From the opening of his studio in 1842, until he left the country in 1858, he produced an estimated 33,000 daguerreotypes in the Copenhagen area, before his business suffered beginning in 1857. He moved to Sweden in 1858 and continued to take portraits there until he died in 1876. He is considered one of the pioneers of photography in Denmark.

==Biography==
===Daguerreotype portraits in Denmark===
Born in Viborg, Denmark and trained as a goldsmith, Alstrup initially had a business in Randers in Jutland. In the summer of 1842, he moved to Copenhagen and set up a daguerreotype studio behind the Hercules Pavilion in the Rosenborg Castle Gardens. In this popular area of the city, he found many clients interested in having their portraits taken. He advertised an exposure time of 1 minute.

From 1843 to 1848, he travelled around Denmark, spending a few days or weeks in different towns where he set up temporary studios. In 1849, he finally settled in Copenhagen, opening a studio at a central location on Østergade near Kongens Nytorv.

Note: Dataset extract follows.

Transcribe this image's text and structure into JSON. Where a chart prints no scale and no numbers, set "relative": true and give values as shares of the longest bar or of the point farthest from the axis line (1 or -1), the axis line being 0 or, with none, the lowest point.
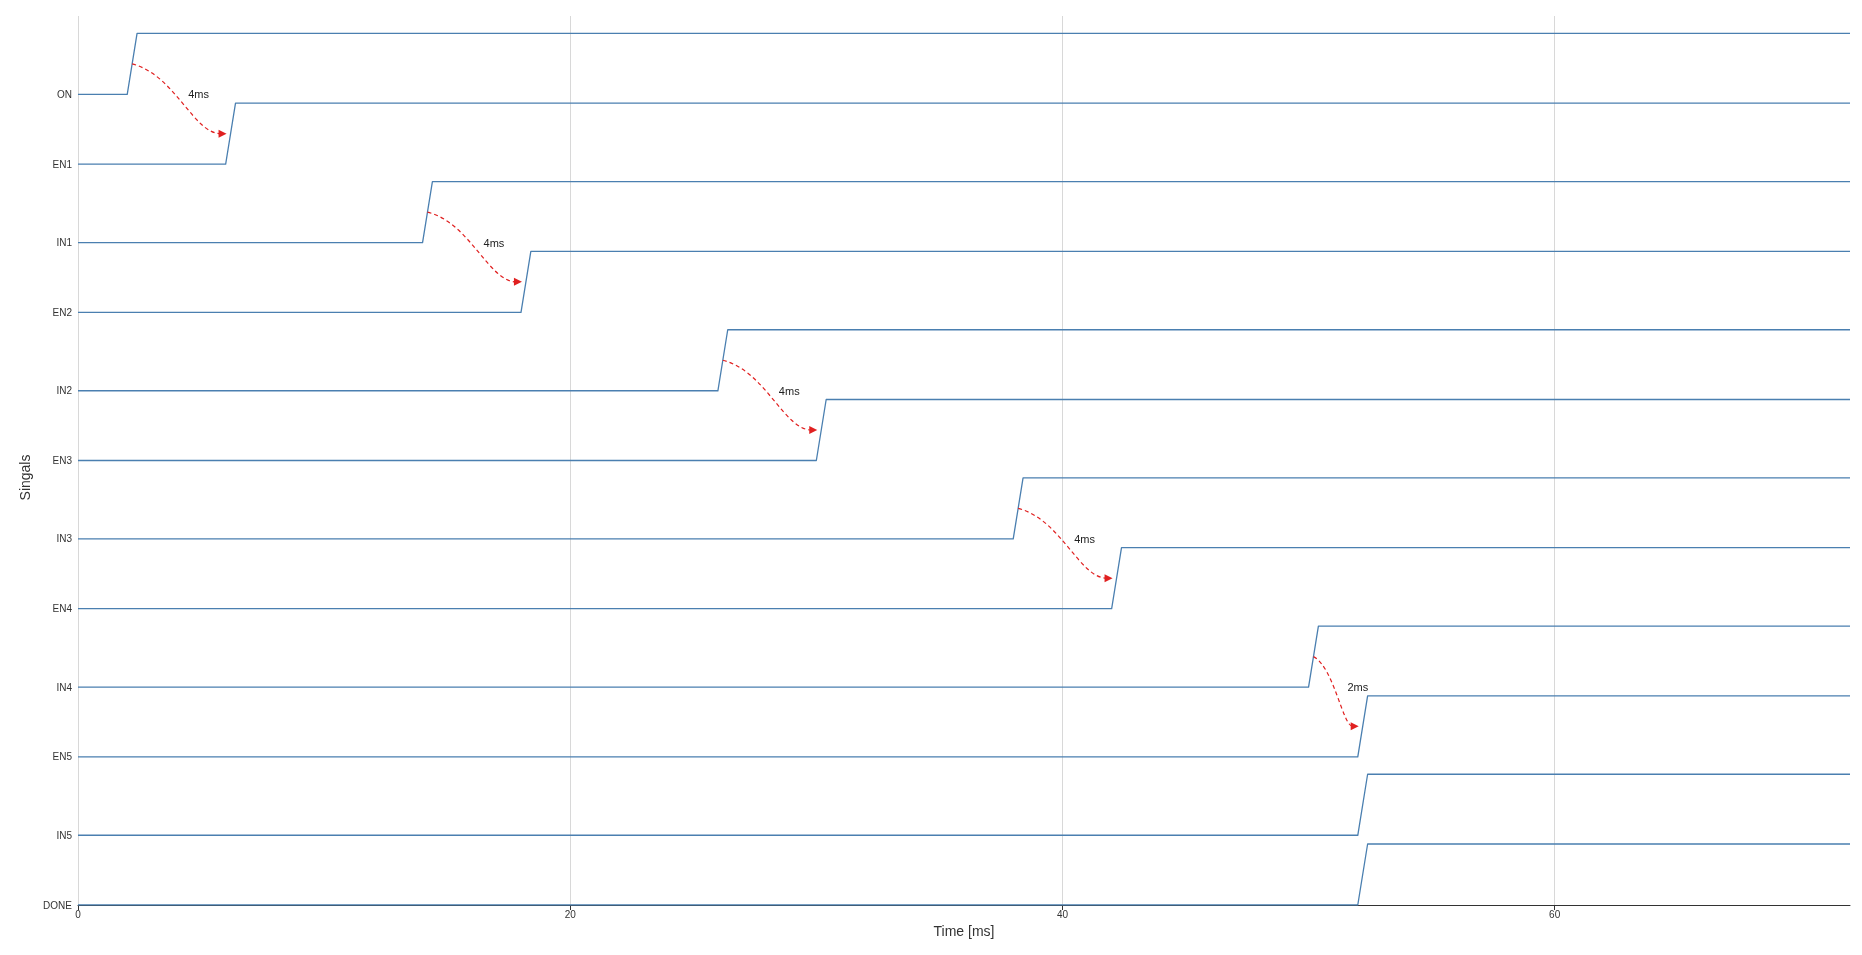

Constantly investing in new equipment, the quality of his work improved over time. It is estimated he produced 33,000 daguerreotypes in the 16 years he worked in Denmark.

===Swedish period===
After leaving Denmark in 1857, Alstrup moved to Sweden where he was nomadic, similar to his early Danish career. In 1859, he was in Hälsingborg and Kristianstad and in 1860, Gothenburg where he stayed for a few years. In 1863, he practiced in Malmö with G.S. Ekeund. He died in Falun, Sweden, in 1876.